La rumeur en plein coeur

Le pari cette année de la Compagnie des Souliers Troués était très osé. Adapter la pièce célébrissime de Shakespeare « Beaucoup de bruit pour rien » est tout sauf évident. D’abord parce que depuis plus de quatre siècles, cette comédie populaire a été montée et adaptée maintes et maintes fois tant au théâtre qu’au cinéma. Ses cinq actes abondent de tant de tirades et de bons mots qui brillent de malice et d’impertinence que chacun se plait à retrouver tout au long d’un texte dense et qui se développe sur plus de deux heures qu’il faut absolument  trouver un angle particulier. Olivier Royer le metteur en scène a choisi la sobriété quant au décor, de simples estrades à géométrie variable, mais des costumes tout en jabots, pourpoints, capes ,plumes et masques du plus bel effet, qui installent une atmosphère entre carnaval de Venise et mondanités aristocratiques XVIIème siècle.

Mariages arrangés ou amours contrariées, impostures et jalousies, calomnies et complots, soupirs ardents ou passions enflammées, rien ne manque dans cette histoire qui interroge sur l’identité et l’intime de chacun. A la morale induite de l’époque, virginités innocentes des unes ou séductions appuyées des autres, les acteurs répondent par des clins d’œil d’anachronisme bien senti et de  bouffonnerie irrespectueuse qui mêlent plaisir et complicité de bon aloi. C’est ainsi que l’on croise la clone hippie de Céline Dion -ébouriffante Nadège- à l’accent québécois dégoulinant de sirop d’érable, ou un parrain de la mafia à faire pâlir Don Corleone lui même, et même une déesse Vishnou à quatre mains tombant en pâmoison. Dans cet esprit iconoclaste et frondeur, démultiplier certains rôles – mais heureusement pas tous – ajoute encore une distance de fantaisie jubilatoire qui permet de se laisser emporter avec bonheur par cette comédie d’une précision de métronome.
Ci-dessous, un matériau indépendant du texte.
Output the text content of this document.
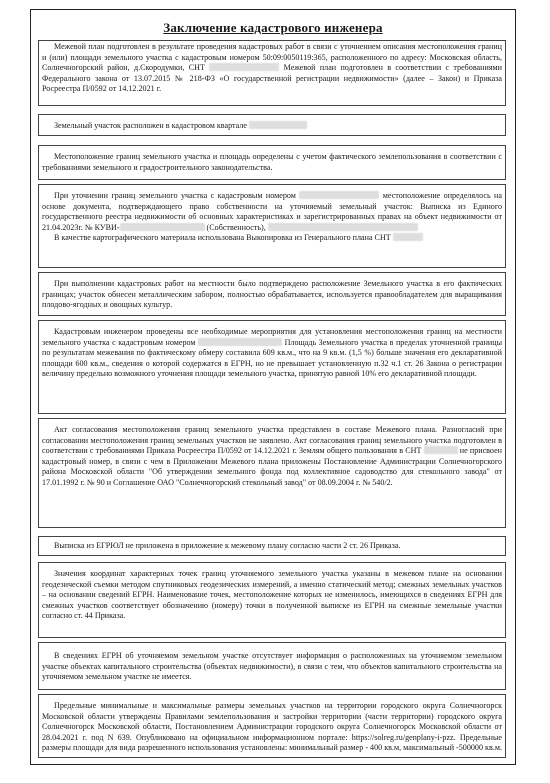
Заключение кадастрового инженера
Межевой план подготовлен в результате проведения кадастровых работ в связи с уточнением описания местоположения границ и (или) площади земельного участка с кадастровым номером 50:09:0050119:365, расположенного по адресу: Московская область, Солнечногорский район, д.Скородумки, СНТ	Межевой план подготовлен в соответствии с требованиями Федерального закона от 13.07.2015 № 218-ФЗ «О государственной регистрации недвижимости» (далее – Закон) и Приказа Росреестра П/0592 от 14.12.2021 г.
Земельный участок расположен в кадастровом квартале
Местоположение границ земельного участка и площадь определены с учетом фактического землепользования в соответствии с требованиями земельного и градостроительного законодательства.
При уточнении границ земельного участка с кадастровым номером	местоположение определялось на основе документа, подтверждающего право собственности на уточняемый земельный участок: Выписка из Единого государственного реестра недвижимости об основных характеристиках и зарегистрированных правах на объект недвижимости от 21.04.2023г. № КУВИ-	(Собственность),
В качестве картографического материала использована Выкопировка из Генерального плана СНТ
При выполнении кадастровых работ на местности было подтверждено расположение Земельного участка в его фактических границах; участок обнесен металлическим забором, полностью обрабатывается, используется правообладателем для выращивания плодово-ягодных и овощных культур.
Кадастровым инженером проведены все необходимые мероприятия для установления местоположения границ на местности земельного участка с кадастровым номером	Площадь Земельного участка в пределах уточненной границы по результатам межевания по фактическому обмеру составила 609 кв.м., что на 9 кв.м. (1,5 %) больше значения его декларативной площади 600 кв.м., сведения о которой содержатся в ЕГРН, но не превышает установленную п.32 ч.1 ст. 26 Закона о регистрации величину предельно возможного уточнения площади земельного участка, принятую равной 10% его декларативной площади.
Акт согласования местоположения границ земельного участка представлен в составе Межевого плана. Разногласий при согласовании местоположения границ земельных участков не заявлено. Акт согласования границ земельного участка подготовлен в соответствии с требованиями Приказа Росреестра П/0592 от 14.12.2021 г. Землям общего пользования в СНТ	не присвоен кадастровый номер, в связи с чем в Приложении Межевого плана приложены Постановление Администрации Солнечногорского района Московской области "Об утверждении земельного фонда под коллективное садоводство для стекольного завода" от 17.01.1992 г. № 90 и Соглашение ОАО "Солнечногорский стекольный завод" от 08.09.2004 г. № 540/2.
Выписка из ЕГРЮЛ не приложена в приложение к межевому плану согласно части 2 ст. 26 Приказа.
Значения координат характерных точек границ уточняемого земельного участка указаны в межевом плане на основании геодезической съемки методом спутниковых геодезических измерений, а именно статический метод; смежных земельных участков – на основании сведений ЕГРН. Наименование точек, местоположение которых не изменилось, имеющихся в сведениях ЕГРН для смежных участков соответствует обозначению (номеру) точки в полученной выписке из ЕГРН на смежные земельные участки согласно ст. 44 Приказа.
В сведениях ЕГРН об уточняемом земельном участке отсутствует информация о расположенных на уточняемом земельном участке объектах капитального строительства (объектах недвижимости), в связи с тем, что объектов капитального строительства на уточняемом земельном участке не имеется.
Предельные минимальные и максимальные размеры земельных участков на территории городского округа Солнечногорск Московской области утверждены Правилами землепользования и застройки территории (части территории) городского округа Солнечногорск Московской области, Постановлением Администрации городского округа Солнечногорск Московской области от 28.04.2021 г. под N 639. Опубликовано на официальном информационном портале: https://solreg.ru/genplany-i-pzz. Предельные размеры площади для вида разрешенного использования установлены: минимальный размер - 400 кв.м, максимальный -500000 кв.м.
On sait bien sûr que cela ne peut finir que par un happy end mais la double union des deux cousines, brillante révoltée ou ingénue candide, ouvre des perspectives réjouissantes et prémonitoires sur l’image des femmes qui ne manquent pas d’interroger notre monde actuel. 

On pourra revoir cette pièce enlevée et enthousiaste, le samedi 25 juin à la salle paroissiale d’Onet le Château ou le mercredi 29 au cinéma de Baraqueville toujours à 20 heures.